Er, not so fast. Meeting the requirement is necessary but not
sufficient.

> 
> > > What does this mean, just that there needs to be some configurable
> > > behavior? I agree though want to be careful that a PASS means
> > > something clear -- not "PASS, but if you set this option" but
> > > deifnitely "PASS"
> >
> > PASS is always conditional on the processing you have done. If you
use
> > 'ropey-old-validator-that-barfs-on-the-wrong-stuff' then you have a
> > different meaning of PASS than if you use
> > 'industry-standard-and-most-up-to-date-validator'. So I think this
is
> > why the validation steps need to be named, reported on and open to
> > configuration.
> 
> I'm still not convinced on this one --
> 
> True, and this is why this implementation and all it depends on are
> hopefully bug-free. 

And made of hen's teeth? :-)

>If an implementation has a bug vis-a-vis the spec,
> it needs to be fixed. Fixing it by letting someone swap it out on
> their own is less than ideal.
> 
> If two implementations differ but neither is clearly wrong, one
> consults the reference implementation if it's important. So I think
> that using the reference parser is a good place to start -- the W3C
> one? but again letting you pick your reference implementation parser
> is letting you mix your own reference implementation of mobileOK, and
> I feel it's important to have One Clear Reference Implementation.
> Otherwise you have "mobileOK-based-on-Xerces" and
> "mobileOK-based-on-W3C-parser" and permutations thereof.

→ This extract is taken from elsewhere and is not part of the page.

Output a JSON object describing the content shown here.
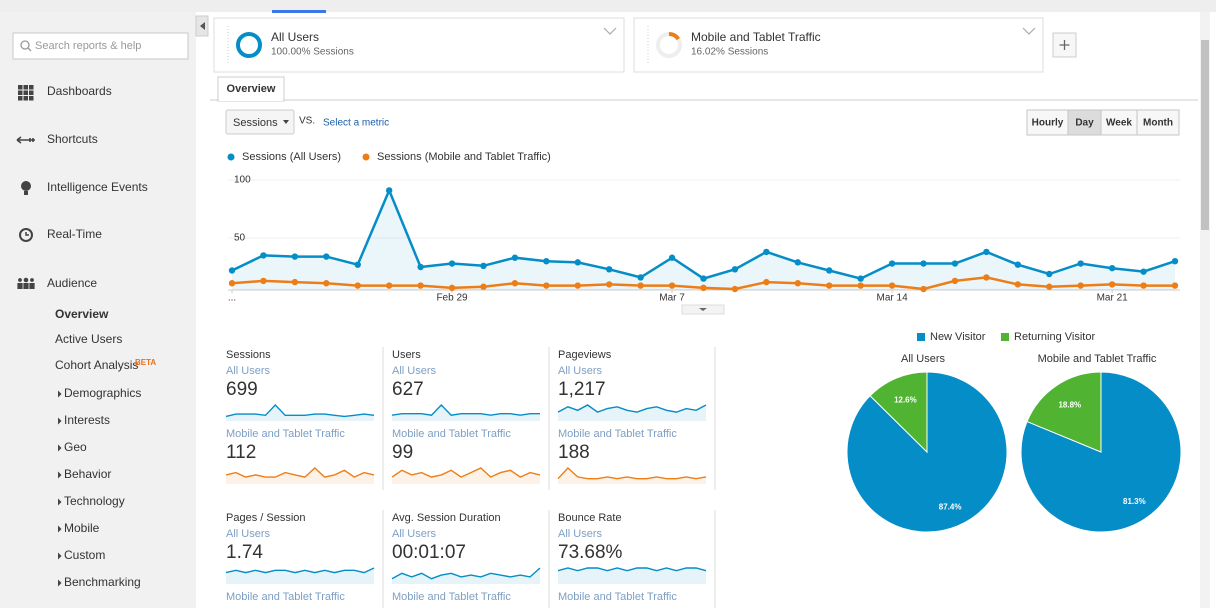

Yes, I am struggling with this too. I think it would be worth looking at
some scenarios. Like if I claim mobileOK today based on today's version
of the checker and then tomorrow you update the checker in a way that
makes me FAIL, that might reflect badly on me if someone wasn't able to
verify that I had made my claim in good faith.

It's clear to me that the reference checker may be wrong. And if it is,
then  I need to be able to say that my claim is made in good faith
because as far as I am concerned my XHTML is perfectly valid and I am
not going to make it wrong just to get it through the reference checker.
So if I say to the reference checker this is Valid-a-la-Xerces it ought
to be able to verify that. I think.

It's possible that this is something that could be resolved by a clearer
definition of 'Valid' in mobileOK. I suspect, though, that this may be a
slippery concept. And rather than trying to boil the philosophical ocean
on this, a pragmatic definition may be a better route.